I had the new part in a box, which I didn't open before starting the job. Big mistake. If I had looked at it I would have seen that the thermostat is part of the housing, and I would have realized that it is side mounted rather than top mounted. The only homework I did was looking at the Part Explosion diagram on Alldata, which is flat out wrong. Had I looked at the Thermosat Service and Repair section (also not quite right), I might have done better.

The reason this matters is that the top housing (which looks like every other thermostat housing in the world) is empty. I actually stood there for a few minutes trying to figure out what happened to my thermostat when I opened it up. I needed to buy another seal and a short hose to put this thing back together. While taking it off, I also snapped off the top of my dipstick (I thought that had to be a first, but, incredibly, a guy over on Benzworld had done the same thing.) Total waste: $26.

To do this you have to get the engine cover off, and get the serpentine belt out of the way (because you can't get the thermostat past it unless it's off the top pulleys). Disconnect the dipstick tube, and use cable ties to cinch it over toward the fuel rail, giving you the most direct access to the famous back bolt. Just cut off the old hose (it costs $23.50, on top of $47.50 for the stat).

Now it's time to stuff rags in all of the spots where you can drop wrenches and other tools. But have one of those long retrieval magnets on hand just in case. I used 1/4 inch 10mm socket to get the first 2 bolts out. I couldn't get the third though. I tried a u-joint with my socket, but I could not get it. I went out and bought a set of flex head ratcheting wrenches, but it just couldn't swing enough to work.
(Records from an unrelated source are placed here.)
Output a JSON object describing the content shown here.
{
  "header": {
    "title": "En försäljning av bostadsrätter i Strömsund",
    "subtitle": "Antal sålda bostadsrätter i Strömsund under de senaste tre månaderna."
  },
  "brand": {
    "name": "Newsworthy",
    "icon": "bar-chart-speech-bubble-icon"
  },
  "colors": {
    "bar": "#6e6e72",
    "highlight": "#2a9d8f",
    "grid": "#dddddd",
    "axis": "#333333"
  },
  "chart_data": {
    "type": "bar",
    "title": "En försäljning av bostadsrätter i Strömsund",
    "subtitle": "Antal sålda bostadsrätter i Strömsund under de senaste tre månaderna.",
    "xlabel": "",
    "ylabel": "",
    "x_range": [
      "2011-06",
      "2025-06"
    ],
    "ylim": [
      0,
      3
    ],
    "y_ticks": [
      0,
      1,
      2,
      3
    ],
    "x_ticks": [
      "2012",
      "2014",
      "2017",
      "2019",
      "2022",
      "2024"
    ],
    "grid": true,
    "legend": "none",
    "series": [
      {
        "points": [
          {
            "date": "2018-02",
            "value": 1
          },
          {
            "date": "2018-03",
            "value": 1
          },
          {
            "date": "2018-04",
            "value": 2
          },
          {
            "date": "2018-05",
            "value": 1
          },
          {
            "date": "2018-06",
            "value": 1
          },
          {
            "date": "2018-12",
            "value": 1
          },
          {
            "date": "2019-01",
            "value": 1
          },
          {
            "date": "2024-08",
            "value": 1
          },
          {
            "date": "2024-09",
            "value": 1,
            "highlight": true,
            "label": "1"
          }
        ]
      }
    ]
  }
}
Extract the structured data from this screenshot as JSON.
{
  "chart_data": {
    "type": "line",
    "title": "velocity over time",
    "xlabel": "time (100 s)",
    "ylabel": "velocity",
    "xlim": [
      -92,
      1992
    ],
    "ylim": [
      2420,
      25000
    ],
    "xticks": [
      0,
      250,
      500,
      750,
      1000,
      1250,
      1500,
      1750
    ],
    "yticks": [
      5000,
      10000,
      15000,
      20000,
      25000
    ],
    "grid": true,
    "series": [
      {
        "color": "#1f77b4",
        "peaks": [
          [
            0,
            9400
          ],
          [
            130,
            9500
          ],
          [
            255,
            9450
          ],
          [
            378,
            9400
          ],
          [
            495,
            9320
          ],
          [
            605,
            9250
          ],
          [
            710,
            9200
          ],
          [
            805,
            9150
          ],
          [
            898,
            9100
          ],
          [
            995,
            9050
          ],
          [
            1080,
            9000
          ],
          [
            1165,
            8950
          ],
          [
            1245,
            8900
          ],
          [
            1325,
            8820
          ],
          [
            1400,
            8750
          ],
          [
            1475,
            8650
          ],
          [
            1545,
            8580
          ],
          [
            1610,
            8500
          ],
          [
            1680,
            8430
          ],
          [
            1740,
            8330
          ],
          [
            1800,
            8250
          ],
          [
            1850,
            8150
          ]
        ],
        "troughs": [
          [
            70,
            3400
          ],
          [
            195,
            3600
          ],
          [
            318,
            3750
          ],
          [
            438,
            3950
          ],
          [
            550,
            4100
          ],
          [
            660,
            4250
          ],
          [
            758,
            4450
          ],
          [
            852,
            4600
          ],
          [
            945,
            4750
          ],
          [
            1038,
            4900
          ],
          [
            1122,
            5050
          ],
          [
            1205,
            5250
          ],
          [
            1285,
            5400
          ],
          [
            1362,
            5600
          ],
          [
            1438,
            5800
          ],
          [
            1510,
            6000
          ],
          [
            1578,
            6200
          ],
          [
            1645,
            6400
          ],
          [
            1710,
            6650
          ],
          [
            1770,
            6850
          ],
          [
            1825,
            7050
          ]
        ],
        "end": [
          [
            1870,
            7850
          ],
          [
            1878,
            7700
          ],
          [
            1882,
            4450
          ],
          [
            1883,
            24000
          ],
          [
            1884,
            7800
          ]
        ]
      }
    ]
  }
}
I then went and got a flex head 1/4 inch socket that did the trick, with about a two inch extension.

Even though I did the same procedure on the GMC Jimmy a couple months back for the same reason (stat stuck open), I should have known better than to think I could mindlessly do it on an MB. I wound up making two extra trips for tools, and two extra parts counter runs, which made this a lot more expensive than letting the dealer do it.